Some vaccines may be particularly good for older populations, some for younger. Some might be safer for immunocompromised groups, or those with pre-existing conditions.
‘We need as many vaccines and as many different types as we can get,’ says Greenlight Biotechnology CEO Andrey Zarur.
‘mRNA is great – it was fast, it’s proven to be effective. But it’s not the all fit solution.’
‘The more alternatives we have, the better, the cheaper, the higher volumes that we will have, the better ability we’ll have to protect every population.’
With the world’s smartest scientists pouring their energies into making successful vaccines, it should be only a matter of time, with any luck.
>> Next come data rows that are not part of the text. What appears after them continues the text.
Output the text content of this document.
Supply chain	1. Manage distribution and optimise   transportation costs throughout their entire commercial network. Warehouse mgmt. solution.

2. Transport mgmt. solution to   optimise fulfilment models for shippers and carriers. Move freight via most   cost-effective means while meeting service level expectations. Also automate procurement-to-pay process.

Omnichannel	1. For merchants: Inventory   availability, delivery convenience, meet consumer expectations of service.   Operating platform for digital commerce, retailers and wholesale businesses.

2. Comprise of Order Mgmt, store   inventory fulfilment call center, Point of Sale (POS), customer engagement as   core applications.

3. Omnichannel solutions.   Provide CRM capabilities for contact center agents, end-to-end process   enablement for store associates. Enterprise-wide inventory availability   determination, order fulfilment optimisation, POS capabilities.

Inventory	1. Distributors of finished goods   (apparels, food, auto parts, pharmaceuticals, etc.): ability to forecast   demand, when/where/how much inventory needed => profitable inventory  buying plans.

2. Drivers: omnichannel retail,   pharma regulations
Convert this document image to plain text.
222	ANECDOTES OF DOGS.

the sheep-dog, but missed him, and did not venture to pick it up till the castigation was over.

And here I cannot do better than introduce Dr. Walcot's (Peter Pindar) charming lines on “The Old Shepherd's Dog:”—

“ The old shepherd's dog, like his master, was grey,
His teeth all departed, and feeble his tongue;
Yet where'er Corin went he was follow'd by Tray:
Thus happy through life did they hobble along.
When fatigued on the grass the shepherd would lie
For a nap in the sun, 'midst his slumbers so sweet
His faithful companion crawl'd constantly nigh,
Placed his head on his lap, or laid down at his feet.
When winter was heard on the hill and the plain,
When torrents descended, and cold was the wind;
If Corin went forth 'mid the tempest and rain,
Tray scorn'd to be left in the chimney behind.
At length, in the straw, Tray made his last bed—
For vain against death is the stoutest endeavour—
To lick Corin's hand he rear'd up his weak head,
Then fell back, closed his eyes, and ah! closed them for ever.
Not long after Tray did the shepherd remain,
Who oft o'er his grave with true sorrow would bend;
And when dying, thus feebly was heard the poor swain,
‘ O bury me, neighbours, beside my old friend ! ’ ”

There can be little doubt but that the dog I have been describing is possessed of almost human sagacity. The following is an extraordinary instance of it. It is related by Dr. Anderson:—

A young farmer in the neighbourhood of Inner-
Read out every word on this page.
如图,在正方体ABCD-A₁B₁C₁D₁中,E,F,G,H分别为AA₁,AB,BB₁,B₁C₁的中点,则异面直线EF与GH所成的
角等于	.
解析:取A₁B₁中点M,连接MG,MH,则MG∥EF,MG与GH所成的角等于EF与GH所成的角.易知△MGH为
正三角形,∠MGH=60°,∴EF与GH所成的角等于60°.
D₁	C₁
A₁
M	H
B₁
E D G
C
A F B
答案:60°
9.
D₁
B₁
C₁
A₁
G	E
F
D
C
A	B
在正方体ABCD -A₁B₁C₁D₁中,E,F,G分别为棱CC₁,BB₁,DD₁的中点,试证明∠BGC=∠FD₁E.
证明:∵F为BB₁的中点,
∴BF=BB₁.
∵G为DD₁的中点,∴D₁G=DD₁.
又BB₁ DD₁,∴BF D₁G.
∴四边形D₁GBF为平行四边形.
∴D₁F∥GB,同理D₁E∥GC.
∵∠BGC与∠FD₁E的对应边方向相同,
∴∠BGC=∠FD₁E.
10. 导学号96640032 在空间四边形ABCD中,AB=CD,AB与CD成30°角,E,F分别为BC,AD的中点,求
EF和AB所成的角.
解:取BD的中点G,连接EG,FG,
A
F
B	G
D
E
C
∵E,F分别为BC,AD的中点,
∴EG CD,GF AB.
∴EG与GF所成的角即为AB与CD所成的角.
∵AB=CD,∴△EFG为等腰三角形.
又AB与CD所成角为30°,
But as deputy chief medical officer Jonathan Van Tam remarked shortly after the Pfizer results were announced, it would be a ‘colossal mistake’ if people stopped social distancing.
‘How sorry do you feel for the soldiers at the end of the war who died after the Japanese surrendered,’ says Prof. Almond, whose father fought in the Second World War.
‘It’s a real shame when you’ve survived the war but still end up dying because you’re not back to normal yet.
‘We’re winning this war, but until every last virus, or enemy soldier, is driven out, we’re not safe because they will still keep infecting people.’
Of course, making the vaccine is only half the battle – without enough people receiving it, it will be useless.
‘We’ve already got some great vaccines out there which people don’t take,’ says Prof. Stonehouse.
‘We still have diseases for which we have some great vaccines that people decide not to take, which results in a reduction in herd immunity, and, eventually, more death.’
One of the biggest concerns that scientists have is that their work will be treated with suspicion by the general public, whose distrust of vaccines is at an all time high.
But while anti-vaccination campaigners throw out evidence-free accusations of politicians and billionaires using it as a means for control, it is the scientists who will ultimately deem whether it is safe.
‘Scientists and regulators who have dedicated their lives to making sure our medicines are safe, are the ones that are making the call,’ says Andrey Zarur.
‘Regardless of what you may hear in the press, or what you may hear from politicians, they actually have very little to do with the development of a vaccine.
‘It is scientists and regulators and the thousands and thousands of volunteers that are enrolling themselves in clinical trials that we have to be grateful for.’
And many will be grateful, especially if the lessons learnt from this pandemic help inoculate us against disasters further down the line.
‘There’s been incredible anxiety and pain that we’re all suffering, and people have lost loved ones,’ says Zarur.
‘But the reality is this was also a wake up call.
‘There’s a big silver lining here, which is, we’re all now paying attention to the danger of pandemics.’
‘My hope is that this will make us more prepared to deal with a different virus that may be more lethal, more infectious, and avoid catastrophic results for the human race.’